Les navires de surface et les avions de guerre américains ont assuré une présence constante près de Taïwan, notamment à la suite de campagnes d’intimidation de la RPC. L’Amérique a mis à disposition plus de 11 milliards de dollars d’armements défensifs. Le secrétaire d’État Antony Blinken est intervenu publiquement et en privé pour exhorter les partenaires diplomatiques de Taïwan à ne pas changer de reconnaissance diplomatique.

L’administration Trump a dépêché son secrétaire à la Santé et aux Services sociaux à Taïwan à la suite de l’épidémie de COVID-19.

Les deux parties ont signé des protocoles d’accord pour renforcer la collaboration sur les questions de santé, scientifiques et technologiques. Les deux parties ont lancé le dialogue de prospérité économique entre les États-Unis et Taïwan. Les pourparlers de l’Accord-cadre sur le commerce et l’investissement (TIFA) ont été relancés après plus de cinq ans d’inactivité.

Le président Joe Biden a dépêché trois anciens responsables de confiance pour rencontrer le président Tsai peu de temps après son entrée en fonction.

Pour la première fois depuis plus de 50 ans, les dirigeants des États-Unis et du Japon ont souligné l’importance de la paix et de la stabilité dans le détroit de Taïwan dans une déclaration conjointe à la suite de la visite du Premier ministre Yoshihide Suga à Washington. Biden et le président sud-coréen Moon Jae-in ont souligné un message similaire lors de la visite de Moon à Washington.

Pour la toute première fois, les dirigeants du G-7 ont mis en avant Taïwan dans leur communiqué conjoint. Un nombre croissant de pays ont déclaré soutenir le statut d’observateur de Taïwan à l’Assemblée mondiale de la santé.

Sur les questions économiques, un groupe bipartite de 161 membres du Congrès a publiquement exprimé son soutien à la négociation d’un accord commercial bilatéral avec Taïwan. Lorsque les cas de COVID-19 ont commencé à augmenter, les États-Unis ont envoyé 2,5 millions de doses de vaccin Moderna à Taïwan. Le candidat du Département d’État au poste de secrétaire d’État adjoint aux Affaires de l’Asie de l’Est et du Pacifique, Daniel Kritenbrink, a appelé au renforcement des relations américano-taïwanaises « dans tous les secteurs ». La relation américano-taïwanaise connaît actuellement un élan important. Les hauts fonctionnaires de Washington et de Taipei élargissent les horizons de leur imagination pour faire avancer des objectifs communs.

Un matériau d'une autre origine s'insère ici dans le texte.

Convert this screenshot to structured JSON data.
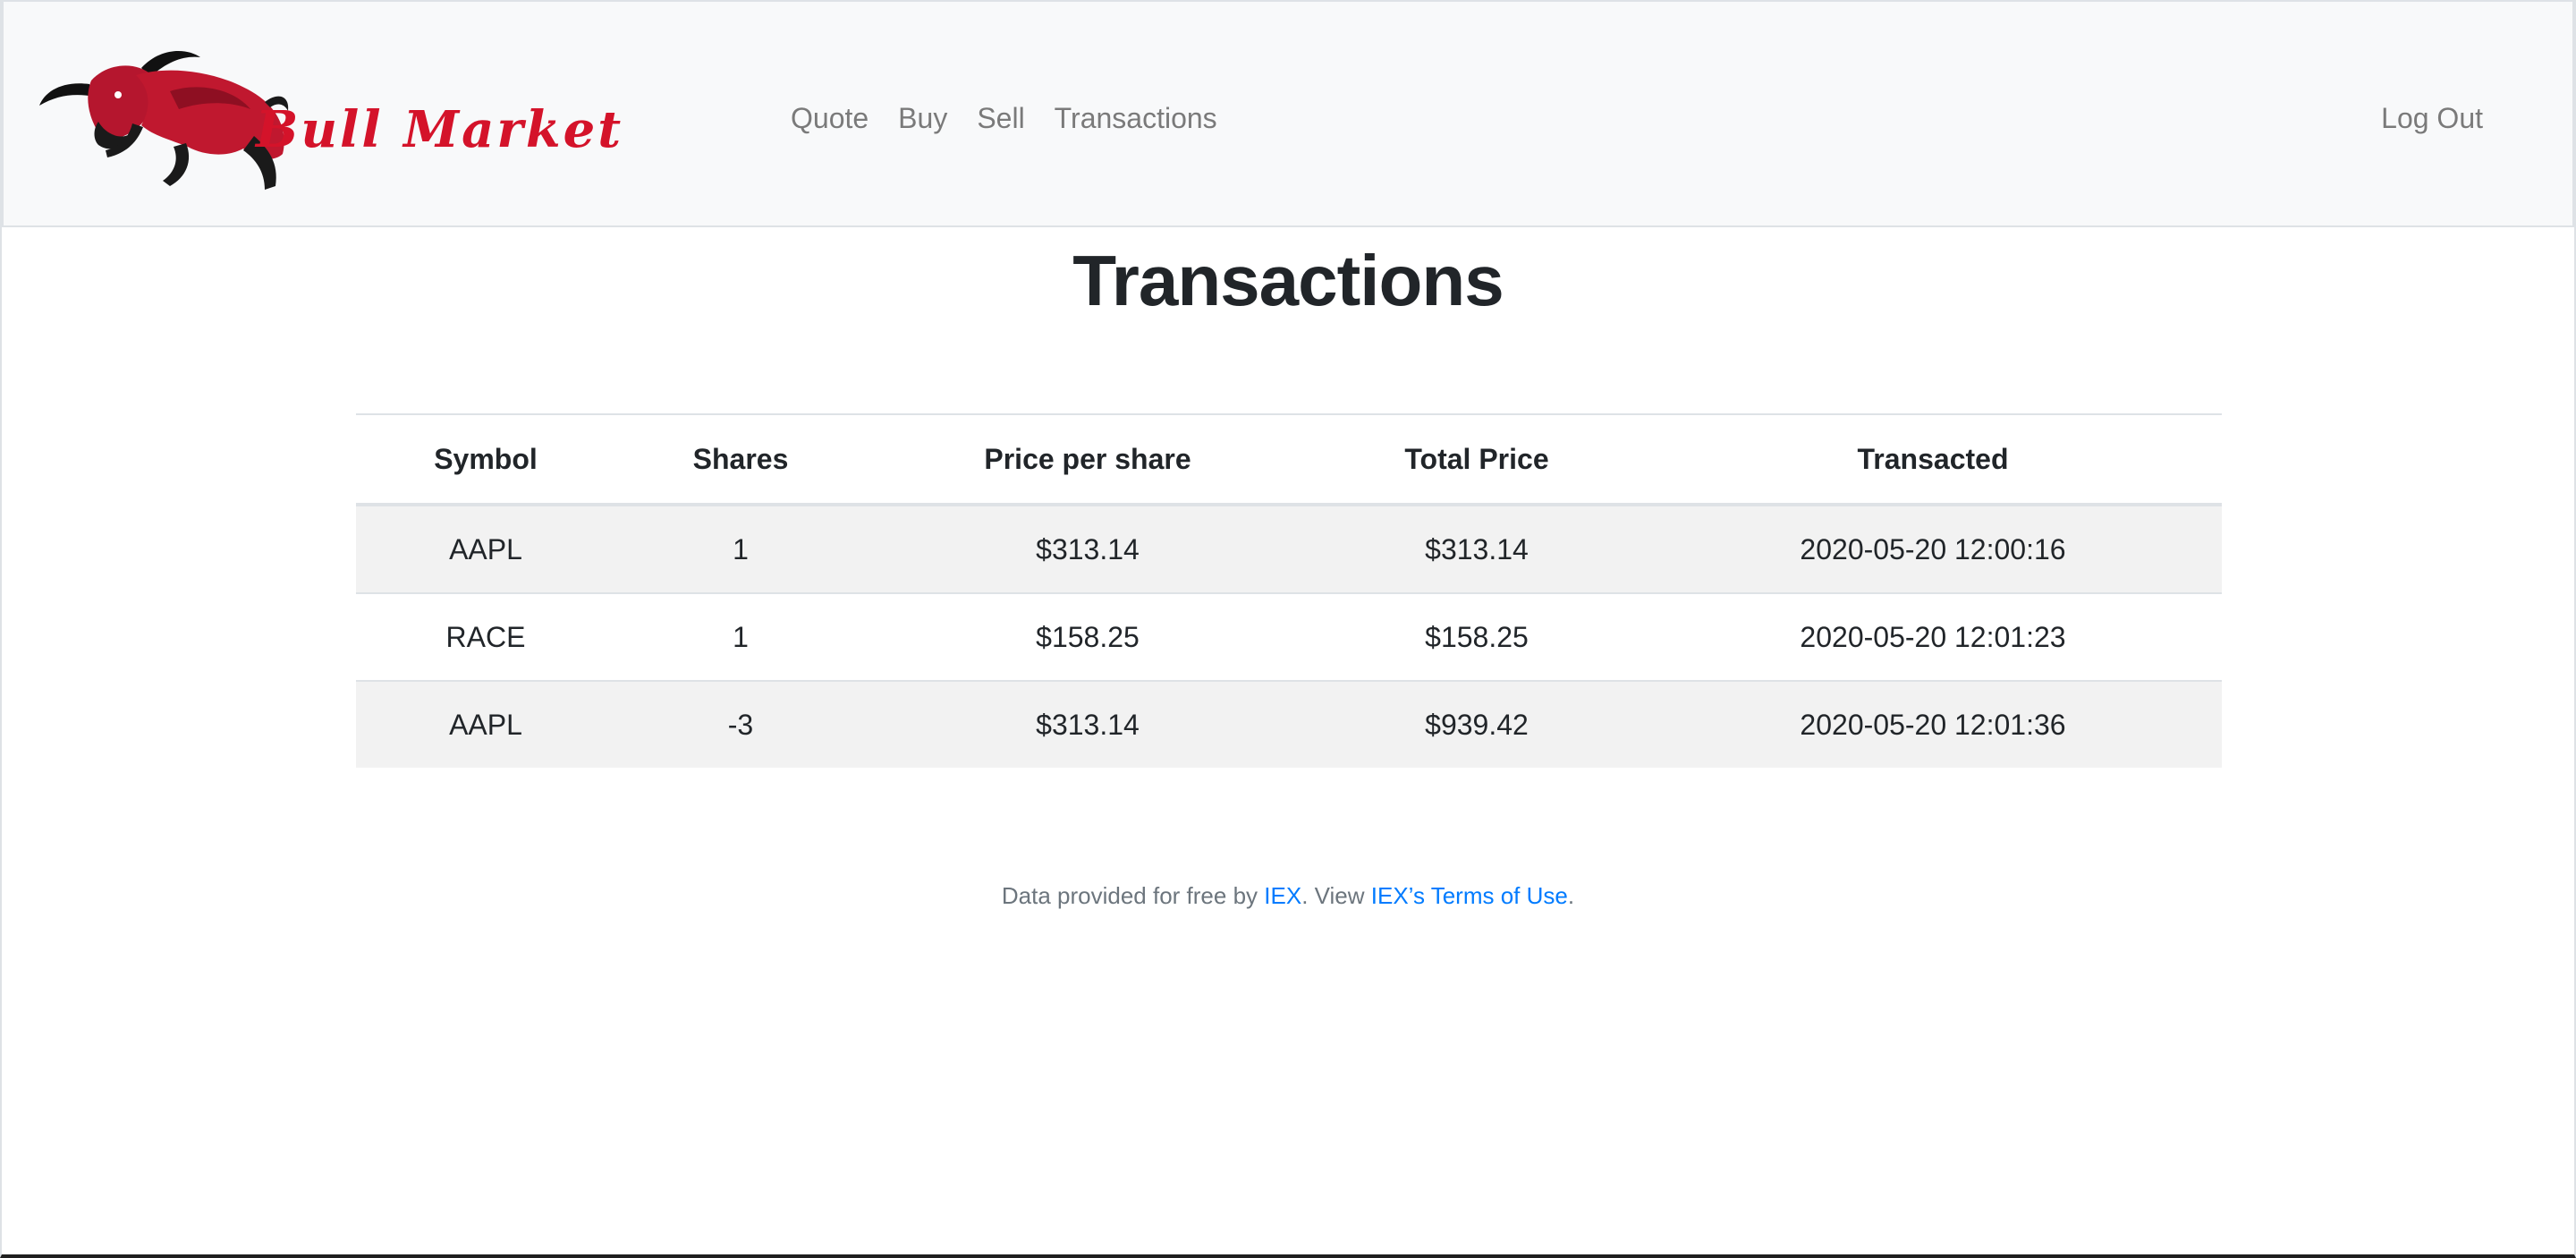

Si l’on considère la situation dans son ensemble, le renforcement des liens commerciaux entre les États-Unis et Taïwan dans divers secteurs accélérerait les ajustements structurels de l’économie taïwanaise, ce qui renforcerait sa compétitivité mondiale pendant des décennies.

Je reconnais que les électeurs taïwanais prendront en compte de nombreux facteurs lorsqu’ils décideront comment voter lors du référendum sur le porc. En tant qu’Américain, je ne fais pas partie de l’électorat. En tant que partisan de relations solides entre les peuples des États-Unis et de Taïwan, j’espère que les électeurs de Taïwan pèsent soigneusement les risques et les avantages lorsqu’ils décident d’annuler ou non la décision du président Tsai d’autoriser le porc des États-Unis à entrer sur le marché de Taïwan.